Anjiyotensin, kan damarlarının daralmasına neden olan bir protein hormonudur. Vücutta kan basıncını ve sıvı dengesini korumaya yardımcı olur.
Karaciğer, anjiyotensinojen adı verilen bir protein üretir ve serbest bırakır. Bundan sonra böbrekte üretilen bir enzim olan renin ile parçalanarak anjiyotensin I oluşturulur. Bu hormonun kendisinde herhangi bir biyolojik fonksiyona sahip olduğu bilinmez ancak anjiyotensin II için önemli bir öncüdür. Akciğerler ve böbrekler yoluyla kan dolaşımına geçtiği zaman, anjiyotensin dönüştürücü enzim etkisi ile anjiyotensin II üretmek üzere metabolize edilir. Vücudun dokularının çoğunda bulunan reseptörüne bağlandıktan sonra, Anjiyotensin II üzerine etkileri vardır:
- Kan damarlarının daralmasına neden olan ve dolayısıyla kan basıncını artıran kan damarları (vasküler)
- Sinirler (nörolojik), susuzluk, tuz arzu hissine yol açması ve salınmasını teşvik etmek için , anti-diüretik hormonu ile ilgili hipofiz bezi sempatik sinirlerden ve noradrenalin
- Adrenal bezlerin, aldosteron üretimini uyarması , vücudun sodyum tutması ve böbreklerden potasyum kaybına neden olması
- Böbrekler, sodyum tutma oranını arttırmak ve böbreklerin kan filtreleme biçimini değiştirmek için kullandı. Bu kan hacmi ve kan basıncını artırmak için böbrekte su emilimini arttırır.

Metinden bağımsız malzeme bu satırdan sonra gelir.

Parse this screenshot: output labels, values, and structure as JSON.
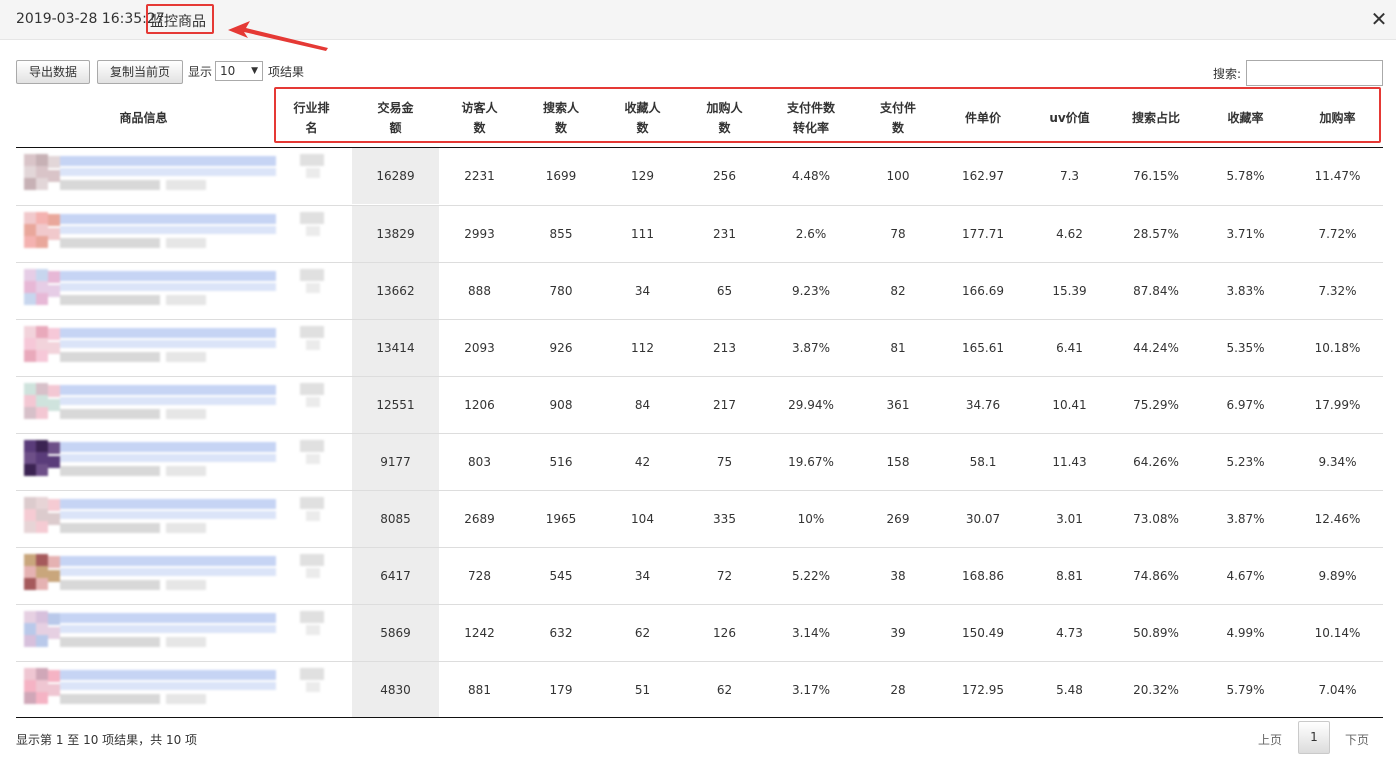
{
  "dialog": {
    "timestamp": "2019-03-28 16:35:27",
    "title": "监控商品"
  },
  "toolbar": {
    "export_label": "导出数据",
    "copy_label": "复制当前页",
    "show_label": "显示",
    "page_size": "10",
    "entries_label": "项结果",
    "search_label": "搜索:",
    "search_value": ""
  },
  "table": {
    "headers": [
      "商品信息",
      "行业排名",
      "交易金额",
      "访客人数",
      "搜索人数",
      "收藏人数",
      "加购人数",
      "支付件数转化率",
      "支付件数",
      "件单价",
      "uv价值",
      "搜索占比",
      "收藏率",
      "加购率"
    ],
    "header_lines": [
      [
        "商品信息"
      ],
      [
        "行业排",
        "名"
      ],
      [
        "交易金",
        "额"
      ],
      [
        "访客人",
        "数"
      ],
      [
        "搜索人",
        "数"
      ],
      [
        "收藏人",
        "数"
      ],
      [
        "加购人",
        "数"
      ],
      [
        "支付件数",
        "转化率"
      ],
      [
        "支付件",
        "数"
      ],
      [
        "件单价"
      ],
      [
        "uv价值"
      ],
      [
        "搜索占比"
      ],
      [
        "收藏率"
      ],
      [
        "加购率"
      ]
    ],
    "rows": [
      [
        "16289",
        "2231",
        "1699",
        "129",
        "256",
        "4.48%",
        "100",
        "162.97",
        "7.3",
        "76.15%",
        "5.78%",
        "11.47%"
      ],
      [
        "13829",
        "2993",
        "855",
        "111",
        "231",
        "2.6%",
        "78",
        "177.71",
        "4.62",
        "28.57%",
        "3.71%",
        "7.72%"
      ],
      [
        "13662",
        "888",
        "780",
        "34",
        "65",
        "9.23%",
        "82",
        "166.69",
        "15.39",
        "87.84%",
        "3.83%",
        "7.32%"
      ],
      [
        "13414",
        "2093",
        "926",
        "112",
        "213",
        "3.87%",
        "81",
        "165.61",
        "6.41",
        "44.24%",
        "5.35%",
        "10.18%"
      ],
      [
        "12551",
        "1206",
        "908",
        "84",
        "217",
        "29.94%",
        "361",
        "34.76",
        "10.41",
        "75.29%",
        "6.97%",
        "17.99%"
      ],
      [
        "9177",
        "803",
        "516",
        "42",
        "75",
        "19.67%",
        "158",
        "58.1",
        "11.43",
        "64.26%",
        "5.23%",
        "9.34%"
      ],
      [
        "8085",
        "2689",
        "1965",
        "104",
        "335",
        "10%",
        "269",
        "30.07",
        "3.01",
        "73.08%",
        "3.87%",
        "12.46%"
      ],
      [
        "6417",
        "728",
        "545",
        "34",
        "72",
        "5.22%",
        "38",
        "168.86",
        "8.81",
        "74.86%",
        "4.67%",
        "9.89%"
      ],
      [
        "5869",
        "1242",
        "632",
        "62",
        "126",
        "3.14%",
        "39",
        "150.49",
        "4.73",
        "50.89%",
        "4.99%",
        "10.14%"
      ],
      [
        "4830",
        "881",
        "179",
        "51",
        "62",
        "3.17%",
        "28",
        "172.95",
        "5.48",
        "20.32%",
        "5.79%",
        "7.04%"
      ]
    ],
    "thumb_colors": [
      [
        "#d9c4c8",
        "#c7b1b5",
        "#e2d6d8"
      ],
      [
        "#f1c9cc",
        "#f4b2b0",
        "#e9a79b"
      ],
      [
        "#e6cde6",
        "#c7d6ee",
        "#e7b8d6"
      ],
      [
        "#f2d3db",
        "#e9a9bb",
        "#f6c8d8"
      ],
      [
        "#cfe3dd",
        "#d7c0c9",
        "#f3c7d3"
      ],
      [
        "#5a3c7a",
        "#3b2352",
        "#6d4f88"
      ],
      [
        "#dccbcd",
        "#e7d4d6",
        "#f5cbd3"
      ],
      [
        "#c9a67c",
        "#a55a5c",
        "#e5b2b2"
      ],
      [
        "#e6d0e2",
        "#d7c0dc",
        "#b9c9ea"
      ],
      [
        "#efc6d2",
        "#d0a7b8",
        "#f5b3c4"
      ]
    ]
  },
  "footer": {
    "info": "显示第 1 至 10 项结果，共 10 项",
    "prev_label": "上页",
    "current_page": "1",
    "next_label": "下页"
  }
}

- Anjiyotensin II’nin genel etkisi kan basıncını, vücut suyunu ve sodyum içeriğini arttırmaktır.
Anjiyotensin için kullanılan alternatif isimler?
Anjiyotensin’in farklı biçimleri, Roma sayılarıyla, anjiyotensin I-IV ile gösterilir. Aktive edilen hormonlar ve hormonlara genellikle birlikte renin-anjiyotensin sistemi denir.
Anjiyotensin nasıl kontrol edilir?
Renin üretiminde bir artış, sodyum seviyelerinde bir düşüş ve böbrekler tarafından algılanan tansiyonda bir düşüş meydana gelir. Buna ek olarak, düşük kan basıncı, anjiyotensinogen’in anjiyotensin I’e dönüştürülmesiyle sonuçlanan ve semptomatik sinir sistemini uyararak renin üretimini artırabilir ve böylece silisyum devam eder.
Bununla birlikte, anjiyotensin I, anjiyotensin dönüştürücü enzim tarafından daha aktif anjiyotensin II hormonuna dönüştürülmelidir, çünkü işlev görebilir, bu, anjiyotensin metabolizması üzerinde kontrol sağlar . Renin-anjiyotensin sistemi aynı zamanda kortikosteroidler , östrojen ve tiroid de dahil olmak üzere diğer hormonlar tarafından aktive edilirhormonları. Öte yandan, natriüretik peptidler (kalpte ve merkezi sinir sisteminde üretilir), idrardaki sodyum kaybını artırmak için renin-anjiyotensin sistemini engelleyebilir.
Çok fazla anjiyotensin varsa ne olur?
Aşırı sıvının vücut tarafından tutulması ve sonuçta kan basıncının yükselmesi ile sonuçlanan çok fazla anjiyotensin II yaygın bir sorundur. Bu genellikle kalp yetmezliğinde oluşur ve anjiyotensinin de kalp büyüklüğünde büyümeye katkıda bulunduğu düşünülür. Bu yan etkilerle mücadele etmek için anjiyotensin dönüştürücü enzim inhibitörleri ve anjiyotensin reseptör blokerleri gibi ilaçlar klinikte kullanılır, ancak yan etkileri vardır ve aşırı potasyum alıkoymasına (hiperkalemi) neden olabilir.
Çok az anjiyotensin varsa ne olacak?
Plazma sodyum ve potasyum konsantrasyonlarının kontrolü ve kan hacmi ve basıncın düzenlenmesi, düşük anjiyotensin seviyeleri tarafından bozulan tüm hormonal mekanizmalardır. Anjiyotensin yokluğu potasyumun tutulması, sodyum kaybı, sıvı retansiyonunun azalması (idrar çıkışının artması) ve düşük tansiyon ile ilişkilendirilebilir.